Chapter 4 - Predictive Analytics I: Data Mining Flashcards
What is Data Mining?
A term used to describe discovering knowledge from large amounts of data.
How are companies dealing with data as it relates to understanding their customer?
They are analyzing the vast amount of data that they collect. Data mining helps the management of mission critical tasks with a high level of accuracy and timeliness.
What are some reasons businesses have turned to Data Mining? (7)
- More intense competition at the global scale
- Untapped value hidden in large data sources
- Consolidation and integration of database records
- Consolidation of databases into a single location
- Exponential increase in data processing & storage technologies
- Significant reduction in cost of hardware and software
- Movement toward demassification of business practices
What is Genomic Data?
It combines genetics with statistical data analysis and computer science.
What are Four Example Uses of Data Mining?
Used to detect and reduce fraudulent activities
Identify customer buying patterns and reclaim profitable customers
Identify trading rules from historical data
Aid in increased profitability using market-basket analysis
What are the Seven (1-3) Characteristics and Objectives of Data Mining?
- Data are cleansed and consolidated into a data warehouse
- Data Mining environment is usually a client/server architecture or a Web-based IS architecture.
- Sophisticated new tools help to remove information buried in corporate files or archival public records.

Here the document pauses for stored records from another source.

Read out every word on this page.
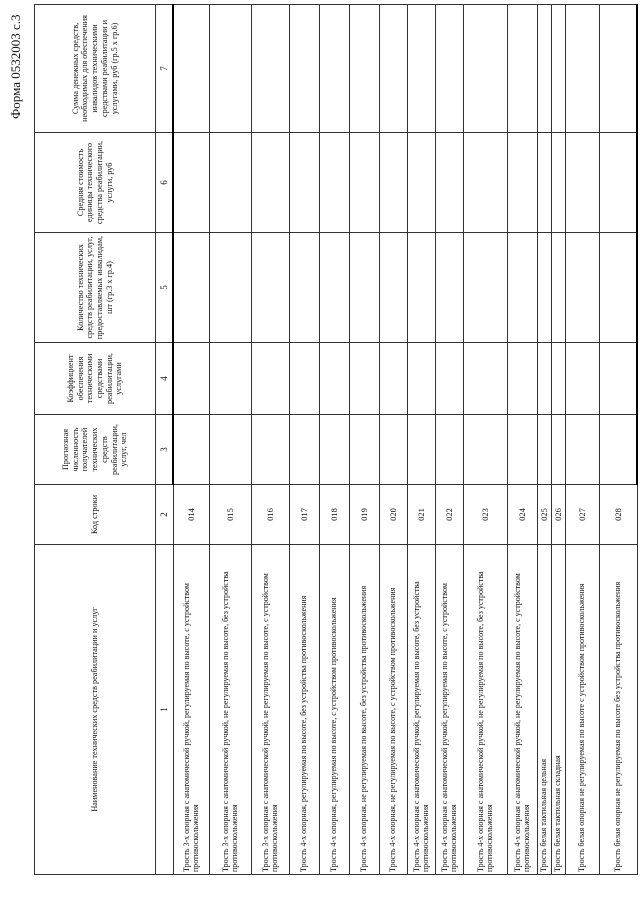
Форма 0532003 с.3
Наименование технических средств реабилитации и услуг	Код строки	Прогнозная численность получателей технических средств реабилитации, услуг, чел	Коэффициент обеспечения техническими средствами реабилитации, услугами	Количество технических средств реабилитации, услуг, предоставляемых инвалидам, шт (гр.3 х гр.4)	Средняя стоимость единицы технического средства реабилитации, услуги, руб	Сумма денежных средств, необходимых для обеспечения инвалидов техническими средствами реабилитации и услугами, руб (гр.5 х гр.6)
1	2	3	4	5	6	7
Трость 3-х опорная с анатомической ручкой, регулируемая по высоте, с устройством противоскольжения	014					
Трость 3-х опорная с анатомической ручкой, не регулируемая по высоте, без устройства противоскольжения	015					
Трость 3-х опорная с анатомической ручкой, не регулируемая по высоте, с устройством противоскольжения	016					
Трость 4-х опорная, регулируемая по высоте, без устройства противоскольжения	017					
Трость 4-х опорная, регулируемая по высоте, с устройством противоскольжения	018					
Трость 4-х опорная, не регулируемая по высоте, без устройства противоскольжения	019					
Трость 4-х опорная, не регулируемая по высоте, с устройством противоскольжения	020					
Трость 4-х опорная с анатомической ручкой, регулируемая по высоте, без устройства противоскольжения	021					
Трость 4-х опорная с анатомической ручкой, регулируемая по высоте, с устройством противоскольжения	022					
Трость 4-х опорная с анатомической ручкой, не регулируемая по высоте, без устройства противоскольжения	023					
Трость 4-х опорная с анатомической ручкой, не регулируемая по высоте, с устройством противоскольжения	024					
Трость белая тактильная цельная	025					
Трость белая тактильная складная	026					
Трость белая опорная не регулируемая по высоте с устройством противоскольжения	027					
Трость белая опорная не регулируемая по высоте без устройства противоскольжения	028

Also explores the usefulness of soft data.
What are the Seven (4-7) Characteristics and Objectives of Data Mining?
- The miner is often the end user who obtains answers quickly
- Striking it rich involves finding unexpected results and requires users to think creatively throughout the process
- Data mining tools are readily combined with spreadsheets and other software development tools.
- Due to the large amounts of data, it is sometimes necessary to use parallel processing for data mining.
What are the Six (6) Multiple Disciplines associated with Data Mining?
- Knowledge Extraction
- Pattern Analysis
- Data Archaeology
- Information Harvesting
- Pattern Searching
- Data Dredging
What are the Four (4) Major Types of Patterns Data Mining Seeks to Identify?
Association - Find the commonly co-occurring groupings
Predictions - Tell the nature of future occurrences of certain events based on what has happened in the past.
Clusters - Identify natural groupings of things based on their known characteristics.
Sequential Relationships - Discover time-ordered events
What is the Main Difference between Data Mining and Statistics?
Statistics starts with a well-defined proposition and well-defined hypothesis whereas data mining starts with a loosely-defined discovery statement.
What are the Fourteen (1-5) Industry Focuses where Data Mining can be Applied?
- Customer Relationship Management (CRM)
- Banking
- Retailing and Logistics
- Manufacturing and Production
- Brokerage and Securities Trading
What are the Fourteen (6-10) Industry Focuses where Data Mining can be Applied?
- Insurance
- Computer Hardware and Software
- Government and Defense
- Travel Industry (Airlines; Hotels; Rental Car Companies, etc.)
- Healthcare
What are the Fourteen (11-14) Industry Focuses where Data Mining can be Applied?
- Medicine
- Entertainment Industry
- Homeland Security and Law Enforcement
- Sports
What does CRISP-DM Stand For?
Cross-Industry Standard Process for Data Mining
What are the Six (1-3) Steps associated with CRISP-DM?
- Business Understanding - The key element of any data mining study is to know what the study is for.
- Data Understanding - Identify the relevant data from many available databases.
- Data Preparation - Take data and prepare it for analysis by data mining methods.